1. <InlineMath math="f(x) = 4^x" />

   This function has base number <InlineMath math="a = 4" /> and <InlineMath math="n = 1" />. Since <InlineMath math="a > 1" />, this function is monotonically increasing. The function value will get larger as x increases. For example, <InlineMath math="f(0) = 4^0 = 1" />, <InlineMath math="f(1) = 4^1 = 4" />, <InlineMath math="f(2) = 4^2 = 16" />.

2. <InlineMath math="f(x) = 3^{x+1}" />

   This function can be rewritten as <InlineMath math="f(x) = 3 \times 3^x" /> with base number <InlineMath math="a = 3" /> and <InlineMath math="n = 3" />. The graph of this function is also monotonically increasing, and the function value will get larger as x increases. For example, <InlineMath math="f(0) = 3^{0+1} = 3^1 = 3" />, <InlineMath math="f(1) = 3^{1+1} = 3^2 = 9" />.

3. <InlineMath math="f(x) = 5^{2x-1}" />

   This function has base number <InlineMath math="a = 5" /> with exponent <InlineMath math="2x-1" />. The function value will change more rapidly because the coefficient of x is 2. For example, <InlineMath math="f(0) = 5^{2(0)-1} = 5^{-1} = \frac{1}{5}" />, <InlineMath math="f(1) = 5^{2(1)-1} = 5^1 = 5" />.

4. <InlineMath math="f(x) = 0.5^x" />

   This function has base number <InlineMath math="a = 0.5" /> where <InlineMath math="0 < a < 1" />. This function is monotonically decreasing. The function value will get smaller as x increases. For example, <InlineMath math="f(0) = 0.5^0 = 1" />, <InlineMath math="f(1) = 0.5^1 = 0.5" />, <InlineMath math="f(2) = 0.5^2 = 0.25" />.
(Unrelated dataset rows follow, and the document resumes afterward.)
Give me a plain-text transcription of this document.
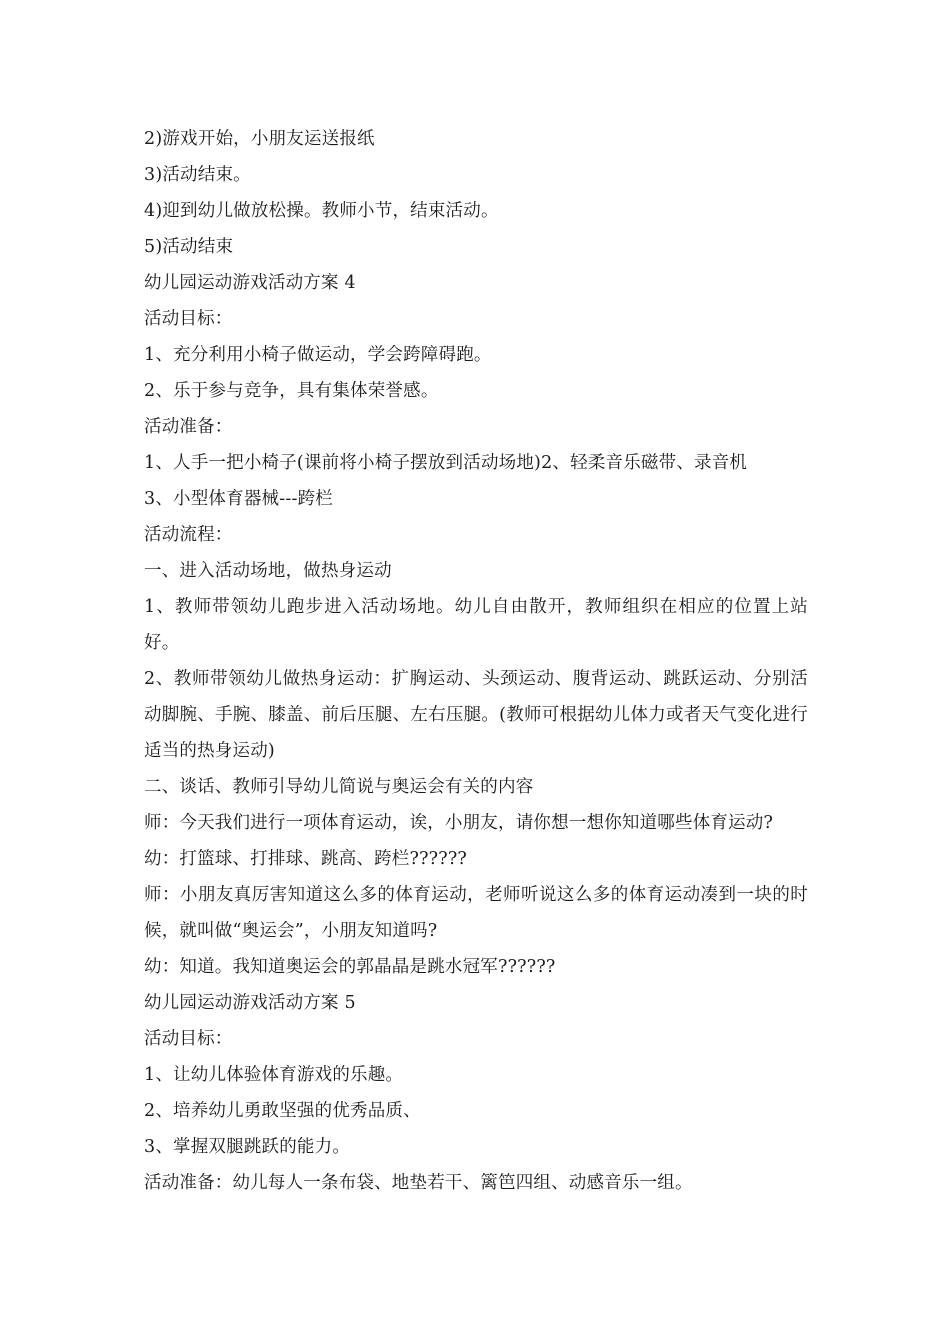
2)游戏开始，小朋友运送报纸

3)活动结束。

4)迎到幼儿做放松操。教师小节，结束活动。

5)活动结束

幼儿园运动游戏活动方案 4

活动目标：

1、充分利用小椅子做运动，学会跨障碍跑。

2、乐于参与竞争，具有集体荣誉感。

活动准备：

1、人手一把小椅子(课前将小椅子摆放到活动场地)2、轻柔音乐磁带、录音机

3、小型体育器械---跨栏

活动流程：

一、进入活动场地，做热身运动

1、教师带领幼儿跑步进入活动场地。幼儿自由散开，教师组织在相应的位置上站好。

2、教师带领幼儿做热身运动：扩胸运动、头颈运动、腹背运动、跳跃运动、分别活动脚腕、手腕、膝盖、前后压腿、左右压腿。(教师可根据幼儿体力或者天气变化进行适当的热身运动)

二、谈话、教师引导幼儿简说与奥运会有关的内容

师：今天我们进行一项体育运动，诶，小朋友，请你想一想你知道哪些体育运动?

幼：打篮球、打排球、跳高、跨栏??????

师：小朋友真厉害知道这么多的体育运动，老师听说这么多的体育运动凑到一块的时候，就叫做“奥运会”，小朋友知道吗?

幼：知道。我知道奥运会的郭晶晶是跳水冠军??????

幼儿园运动游戏活动方案 5

活动目标：

1、让幼儿体验体育游戏的乐趣。

2、培养幼儿勇敢坚强的优秀品质、

3、掌握双腿跳跃的能力。

活动准备：幼儿每人一条布袋、地垫若干、篱笆四组、动感音乐一组。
## Applications of Exponential Functions

Exponential functions are widely used in everyday life and various fields:

1. **Population Growth**: The number of bacteria reproducing can be modeled with an exponential function <InlineMath math="P(t) = P_0 \times 2^{t/n}" /> where <InlineMath math="P_0" /> is the initial number, t is time, and n is the time required for the population to double.

2. **Compound Interest**: If someone saves money with compound interest, the amount of savings after t years can be calculated with <InlineMath math="A(t) = P \times (1 + r)^t" /> where P is the initial principal and r is the interest rate.
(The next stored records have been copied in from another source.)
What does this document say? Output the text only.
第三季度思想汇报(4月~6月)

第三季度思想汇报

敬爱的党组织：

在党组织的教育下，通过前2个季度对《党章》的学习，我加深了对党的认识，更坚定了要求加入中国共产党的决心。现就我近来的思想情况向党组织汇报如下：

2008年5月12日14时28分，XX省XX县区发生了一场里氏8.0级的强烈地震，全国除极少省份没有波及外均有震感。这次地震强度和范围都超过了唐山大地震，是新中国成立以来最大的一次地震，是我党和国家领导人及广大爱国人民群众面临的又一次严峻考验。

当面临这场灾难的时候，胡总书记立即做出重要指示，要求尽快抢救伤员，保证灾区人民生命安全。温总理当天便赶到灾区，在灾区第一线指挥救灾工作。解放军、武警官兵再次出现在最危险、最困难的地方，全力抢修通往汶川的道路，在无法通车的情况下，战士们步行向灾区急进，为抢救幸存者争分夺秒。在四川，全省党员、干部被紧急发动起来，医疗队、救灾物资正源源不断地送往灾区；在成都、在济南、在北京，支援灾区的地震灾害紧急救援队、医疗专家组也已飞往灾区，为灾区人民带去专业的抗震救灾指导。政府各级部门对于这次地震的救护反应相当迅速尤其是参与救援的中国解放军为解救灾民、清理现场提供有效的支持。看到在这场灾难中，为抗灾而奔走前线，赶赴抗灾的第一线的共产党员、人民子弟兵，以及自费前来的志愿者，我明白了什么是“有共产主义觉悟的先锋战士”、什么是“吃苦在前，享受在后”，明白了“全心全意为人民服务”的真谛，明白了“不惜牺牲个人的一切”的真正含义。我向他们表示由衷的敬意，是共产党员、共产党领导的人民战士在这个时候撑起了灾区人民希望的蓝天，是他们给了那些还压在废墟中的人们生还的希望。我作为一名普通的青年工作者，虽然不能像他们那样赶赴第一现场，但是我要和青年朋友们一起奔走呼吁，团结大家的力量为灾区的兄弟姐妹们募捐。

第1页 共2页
3. **Radioactive Decay**: The amount of radioactive substance remaining after t years can be calculated with <InlineMath math="A(t) = A_0 \times 0.5^{t/h}" /> where <InlineMath math="A_0" /> is the initial amount and h is the half-life.

4. **Virus Spread**: The spread of disease in a population often follows an exponential model in the early phase.